Kanadyjskie władze oficjalnie uznały, że opóźnienie w dostarczeniu nowych F-35 stanowi problem dla kraju. Jednakże rząd uważa, że pierwsza dostawa myśliwców ma przebiec zgodnie z planem. Maszyny mają przybyć do Kanady już w 2026 roku. 

Jak wskazuje Bulgarianmilitary, Stany Zjednoczone wprowadzają na rynek "hipotetyczne samoloty", które jeszcze nie zostały wyprodukowane. W ostatnim czasie pojawiła się informacja, że nowy wariant myśliwca może napotkać przeszkody w zakresie integracji modyfikacji systemu TR-3. Rozwiązanie problemów miało zająć ponad sześć miesięcy.

Historia kanadyjskich F-35

Decyzja o zakupie amerykańskiego myśliwca F-35 został podjęty przez Kanadę w marcu 2022 roku.
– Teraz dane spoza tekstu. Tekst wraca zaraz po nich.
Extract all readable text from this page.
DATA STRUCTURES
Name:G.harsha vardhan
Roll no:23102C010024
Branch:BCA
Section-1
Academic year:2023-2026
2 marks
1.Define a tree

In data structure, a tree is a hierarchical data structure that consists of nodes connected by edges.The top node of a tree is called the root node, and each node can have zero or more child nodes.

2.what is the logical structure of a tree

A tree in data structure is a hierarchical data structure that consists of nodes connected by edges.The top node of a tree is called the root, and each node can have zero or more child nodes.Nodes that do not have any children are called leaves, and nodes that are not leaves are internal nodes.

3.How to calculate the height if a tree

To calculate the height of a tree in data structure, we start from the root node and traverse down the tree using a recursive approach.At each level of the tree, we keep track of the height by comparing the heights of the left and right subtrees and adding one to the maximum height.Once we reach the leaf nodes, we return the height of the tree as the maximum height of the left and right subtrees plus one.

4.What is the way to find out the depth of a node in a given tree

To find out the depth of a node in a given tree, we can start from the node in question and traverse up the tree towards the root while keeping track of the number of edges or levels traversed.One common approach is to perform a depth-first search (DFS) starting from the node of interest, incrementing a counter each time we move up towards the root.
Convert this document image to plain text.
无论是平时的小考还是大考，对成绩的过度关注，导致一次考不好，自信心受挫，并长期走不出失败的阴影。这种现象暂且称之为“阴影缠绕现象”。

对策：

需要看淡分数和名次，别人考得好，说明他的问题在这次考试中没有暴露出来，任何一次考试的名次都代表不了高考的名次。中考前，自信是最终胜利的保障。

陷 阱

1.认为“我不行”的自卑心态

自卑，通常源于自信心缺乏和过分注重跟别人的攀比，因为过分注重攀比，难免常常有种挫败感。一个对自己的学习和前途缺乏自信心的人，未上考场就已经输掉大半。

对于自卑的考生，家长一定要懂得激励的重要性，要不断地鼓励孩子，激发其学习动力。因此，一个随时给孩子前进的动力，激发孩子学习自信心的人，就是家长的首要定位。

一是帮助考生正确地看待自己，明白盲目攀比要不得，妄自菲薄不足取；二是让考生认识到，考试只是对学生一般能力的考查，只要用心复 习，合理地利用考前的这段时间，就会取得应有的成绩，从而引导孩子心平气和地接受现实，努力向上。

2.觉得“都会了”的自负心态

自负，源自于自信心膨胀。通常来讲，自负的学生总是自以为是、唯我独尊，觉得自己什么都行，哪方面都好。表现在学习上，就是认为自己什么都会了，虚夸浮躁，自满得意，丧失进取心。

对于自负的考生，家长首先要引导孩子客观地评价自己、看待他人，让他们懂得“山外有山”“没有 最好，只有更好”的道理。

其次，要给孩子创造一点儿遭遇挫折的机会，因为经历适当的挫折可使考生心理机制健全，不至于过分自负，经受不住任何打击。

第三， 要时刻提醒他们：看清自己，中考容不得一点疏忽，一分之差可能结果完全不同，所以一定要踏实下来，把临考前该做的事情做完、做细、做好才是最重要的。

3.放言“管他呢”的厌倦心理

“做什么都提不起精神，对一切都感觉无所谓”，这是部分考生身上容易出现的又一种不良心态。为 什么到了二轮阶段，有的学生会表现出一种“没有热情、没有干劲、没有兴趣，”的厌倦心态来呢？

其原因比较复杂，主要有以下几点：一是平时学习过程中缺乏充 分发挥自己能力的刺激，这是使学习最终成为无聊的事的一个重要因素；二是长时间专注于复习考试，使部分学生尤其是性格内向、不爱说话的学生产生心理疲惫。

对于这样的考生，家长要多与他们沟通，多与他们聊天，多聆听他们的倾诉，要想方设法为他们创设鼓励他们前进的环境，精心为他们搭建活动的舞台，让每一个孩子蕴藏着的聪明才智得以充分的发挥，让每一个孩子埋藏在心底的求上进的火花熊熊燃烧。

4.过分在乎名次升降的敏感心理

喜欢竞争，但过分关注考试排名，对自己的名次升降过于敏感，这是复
Z kolei umowę na kupno 88 maszyn (F-35A) podpisano w styczniu tego roku. Samoloty mają zastąpić obecnie wykorzystywane CF-18 i F/A-18. Gotowość operacyjna F-35 ma zostać osiągnięta między 2032 a 2034 r.

Co ciekawe, część specjalistów twierdzi, że decyzja o zakupie amerykańskich jednostek została podjęta bardzo późno - Kanada zdecydowała się na taki krok jako ostatni z uczestników całego programu F-35. Taka sytuacja nastąpiła po tym, jak premier Kanady Justin Trudeau stwierdził, że Ottawa nie kupi tego rodzaju maszyn.

Kanadyjczycy mają otrzymać myśliwce już w "dojrzałej wersji", czyli w wersji Block 4. Wariant ten odznacza się m.in. zdolnością do przenoszenia większej liczby pocisków powietrze-powietrze średniego zasięgu AIM-120 AMRAAM.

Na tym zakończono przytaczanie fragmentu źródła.